Thirty years after the sudden death of someone I didn't know terribly well, what remains? Not his name. Not quite his face, but something of his posture and physique. A strong impression of good-natured and thoughtful conviviality, based on possibly no more than half a dozen conversations, always on the periphery of punk shows. The shock and sadness of his death from a brain tumor. Someone who, on rare occasions when he pops into my head, still makes me smile, and shapes my memory of that whole period in my life. Good times. A good dude.

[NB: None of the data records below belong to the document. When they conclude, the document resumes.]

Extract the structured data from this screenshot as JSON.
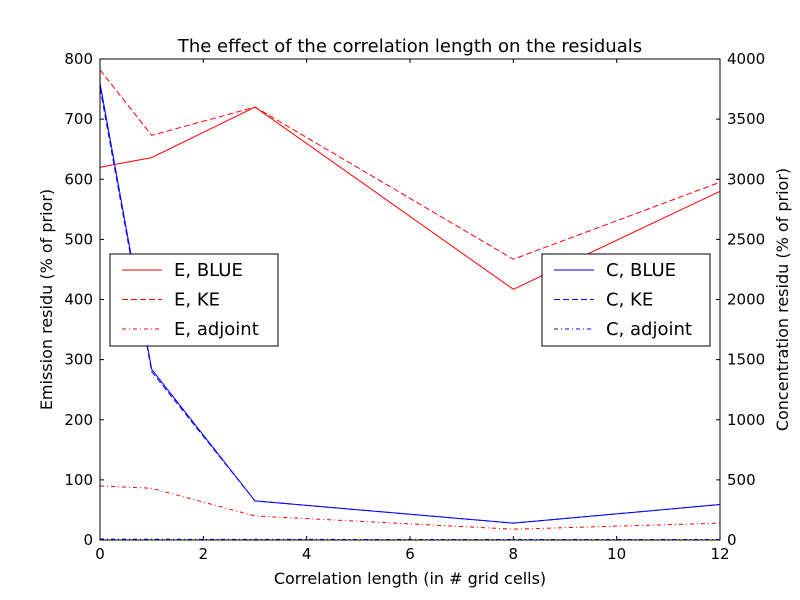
{
  "chart_data": {
    "type": "line",
    "title": "The effect of the correlation length on the residuals",
    "xlabel": "Correlation length (in # grid cells)",
    "ylabel_left": "Emission residu (% of prior)",
    "ylabel_right": "Concentration residu (% of prior)",
    "xlim": [
      0,
      12
    ],
    "ylim_left": [
      0,
      800
    ],
    "ylim_right": [
      0,
      4000
    ],
    "xticks": [
      0,
      2,
      4,
      6,
      8,
      10,
      12
    ],
    "yticks_left": [
      0,
      100,
      200,
      300,
      400,
      500,
      600,
      700,
      800
    ],
    "yticks_right": [
      0,
      500,
      1000,
      1500,
      2000,
      2500,
      3000,
      3500,
      4000
    ],
    "x": [
      0,
      1,
      3,
      8,
      12
    ],
    "grid": false,
    "series": [
      {
        "name": "E, BLUE",
        "axis": "left",
        "color": "#ff0000",
        "dash": "solid",
        "values": [
          620,
          636,
          720,
          417,
          580
        ]
      },
      {
        "name": "E, KE",
        "axis": "left",
        "color": "#ff0000",
        "dash": "dashed",
        "values": [
          782,
          673,
          720,
          467,
          595
        ]
      },
      {
        "name": "E, adjoint",
        "axis": "left",
        "color": "#ff0000",
        "dash": "dashdot",
        "values": [
          90,
          86,
          40,
          18,
          28
        ]
      },
      {
        "name": "C, BLUE",
        "axis": "right",
        "color": "#0000ff",
        "dash": "solid",
        "values": [
          3800,
          1420,
          325,
          140,
          295
        ]
      },
      {
        "name": "C, KE",
        "axis": "right",
        "color": "#0000ff",
        "dash": "dashed",
        "values": [
          3760,
          1400,
          325,
          140,
          295
        ]
      },
      {
        "name": "C, adjoint",
        "axis": "right",
        "color": "#0000ff",
        "dash": "dashdot",
        "values": [
          8,
          6,
          5,
          4,
          4
        ]
      }
    ],
    "legends": [
      {
        "placement": "center-left",
        "entries": [
          "E, BLUE",
          "E, KE",
          "E, adjoint"
        ]
      },
      {
        "placement": "center-right",
        "entries": [
          "C, BLUE",
          "C, KE",
          "C, adjoint"
        ]
      }
    ]
  }
}
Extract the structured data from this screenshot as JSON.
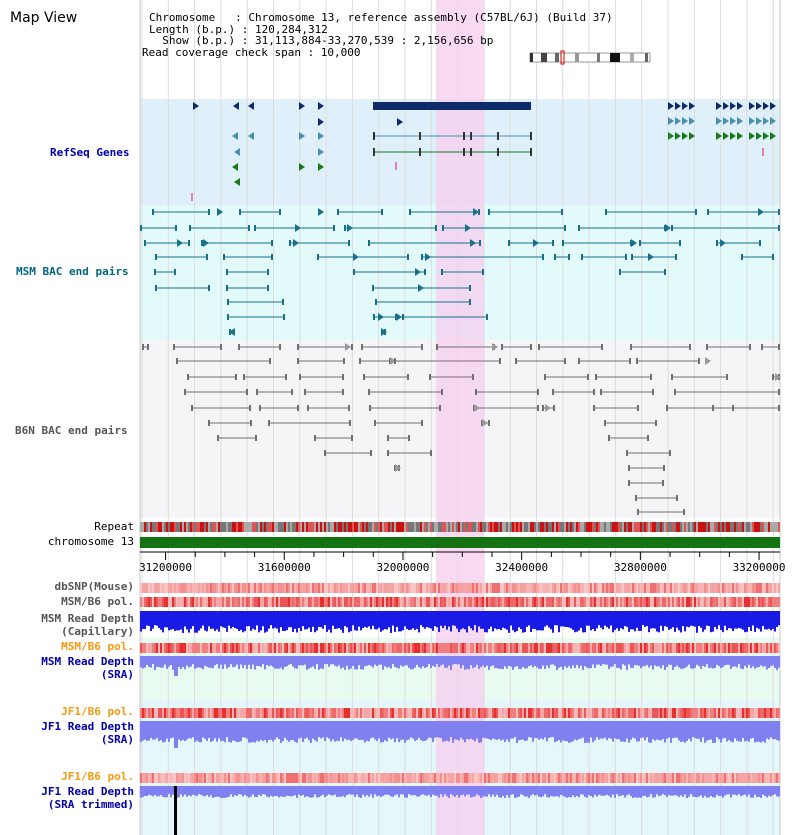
{
  "title": "Map View",
  "info": {
    "chromosome": "Chromosome   : Chromosome 13, reference assembly (C57BL/6J) (Build 37)",
    "length": "Length (b.p.) : 120,284,312",
    "show": "  Show (b.p.) : 31,113,884-33,270,539 : 2,156,656 bp",
    "coverage": "Read coverage check span : 10,000"
  },
  "tracks": {
    "refseq": "RefSeq Genes",
    "msm_bac": "MSM BAC end pairs",
    "b6n_bac": "B6N BAC end pairs",
    "repeat": "Repeat",
    "chromosome": "chromosome 13",
    "dbsnp": "dbSNP(Mouse)",
    "msm_b6_pol": "MSM/B6 pol.",
    "msm_depth_cap_1": "MSM Read Depth",
    "msm_depth_cap_2": "(Capillary)",
    "msm_b6_pol_2": "MSM/B6 pol.",
    "msm_depth_sra_1": "MSM Read Depth",
    "msm_depth_sra_2": "(SRA)",
    "jf1_b6_pol": "JF1/B6 pol.",
    "jf1_depth_sra_1": "JF1 Read Depth",
    "jf1_depth_sra_2": "(SRA)",
    "jf1_b6_pol_2": "JF1/B6 pol.",
    "jf1_depth_trim_1": "JF1 Read Depth",
    "jf1_depth_trim_2": "(SRA trimmed)"
  },
  "axis": {
    "ticks": [
      "31200000",
      "31600000",
      "32000000",
      "32400000",
      "32800000",
      "33200000"
    ]
  },
  "colors": {
    "refseq_bg": "#dff0fa",
    "msm_bg": "#e3fafa",
    "b6n_bg": "#f5f5f8",
    "highlight": "#f6cdee",
    "chromosome": "#137313",
    "capillary": "#1a1ae6",
    "sra": "#8080f0",
    "teal": "#1a6f8a",
    "navy": "#0d2a6a"
  }
}
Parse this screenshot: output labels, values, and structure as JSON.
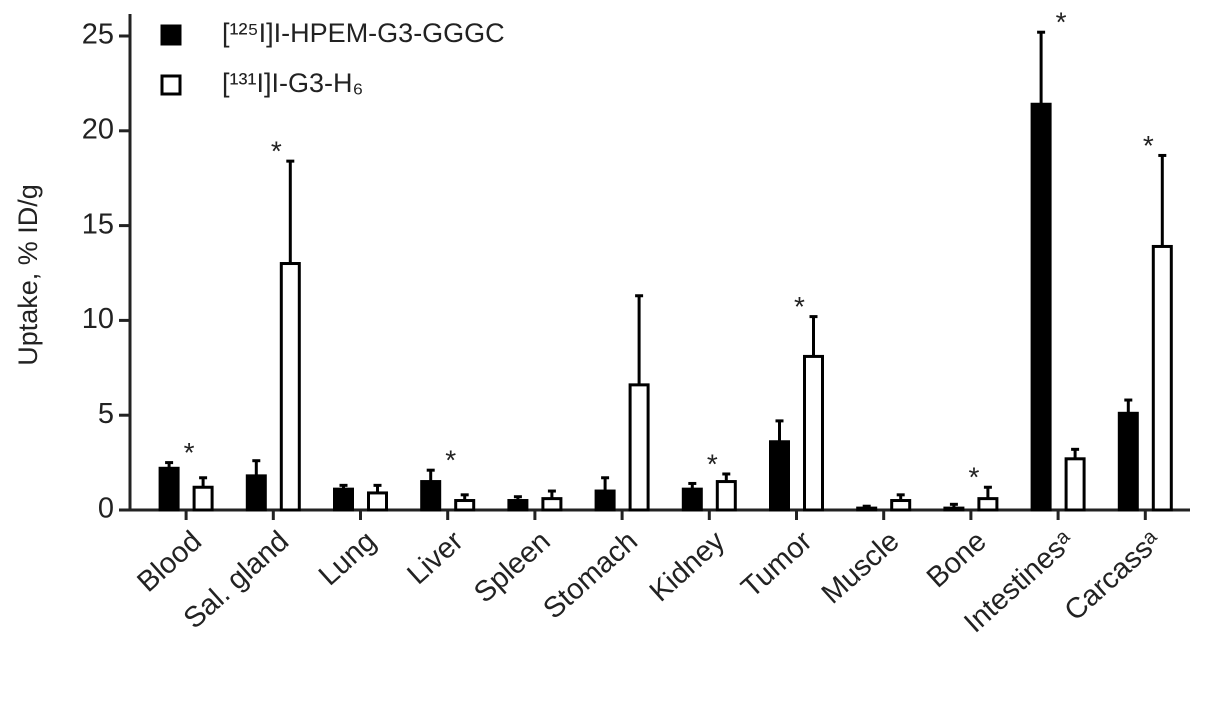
{
  "chart_data": {
    "type": "bar",
    "ylabel": "Uptake, % ID/g",
    "categories": [
      "Blood",
      "Sal. gland",
      "Lung",
      "Liver",
      "Spleen",
      "Stomach",
      "Kidney",
      "Tumor",
      "Muscle",
      "Bone",
      "Intestinesᵃ",
      "Carcassᵃ"
    ],
    "series": [
      {
        "name": "[¹²⁵I]I-HPEM-G3-GGGC",
        "color": "#000000",
        "values": [
          2.2,
          1.8,
          1.1,
          1.5,
          0.5,
          1.0,
          1.1,
          3.6,
          0.1,
          0.1,
          21.4,
          5.1
        ],
        "errors": [
          0.3,
          0.8,
          0.2,
          0.6,
          0.2,
          0.7,
          0.3,
          1.1,
          0.1,
          0.2,
          3.8,
          0.7
        ]
      },
      {
        "name": "[¹³¹I]I-G3-H₆",
        "color": "#ffffff",
        "values": [
          1.2,
          13.0,
          0.9,
          0.5,
          0.6,
          6.6,
          1.5,
          8.1,
          0.5,
          0.6,
          2.7,
          13.9
        ],
        "errors": [
          0.5,
          5.4,
          0.4,
          0.3,
          0.4,
          4.7,
          0.4,
          2.1,
          0.3,
          0.6,
          0.5,
          4.8
        ]
      }
    ],
    "significance": [
      "*",
      "*",
      null,
      "*",
      null,
      null,
      "*",
      "*",
      null,
      "*",
      "*",
      "*"
    ],
    "ylim": [
      0,
      25
    ],
    "yticks": [
      0,
      5,
      10,
      15,
      20,
      25
    ],
    "grid": false,
    "legend": "top-left"
  }
}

Wish I remembered his name.
***
fledgling cuckoo
flopping across the road
adoptive parents
nowhere to be found
poor little rain-crow
didn't mean to be a parasite
*
opening my umbrella
I spook a bear
in the depths of the hollow
widely spaced raindrops
water still gurgling
under the rocks
and the crashing of something big
in black velvet
upslope through woodferns
and storm-downed timber
*
a distant cuckoo singing
who are you you you
I know a lullaby
when I hear one
***
pine (k)not
***
One interesting residue of my long-ago year in the Kansai region is that humid rainy days in the summer still remind me a bit of Japan, not necessarily in a fully conscious way (which is why I call it a residue). Similarly, a snowy, cold winter day might have an extra charge of excitement and possibility to it from my early childhood years in Maine.
***
Just as I'm thinking of turning back to the house, a medium-sized animal clambers down out of an oak tree and stands for a few seconds looking back at me. It's been years since I've seen a gray fox. First time I've ever seen one in a tree, which seems odd, given their reputation as the most cat-like of canines. The clouds redden with sunset.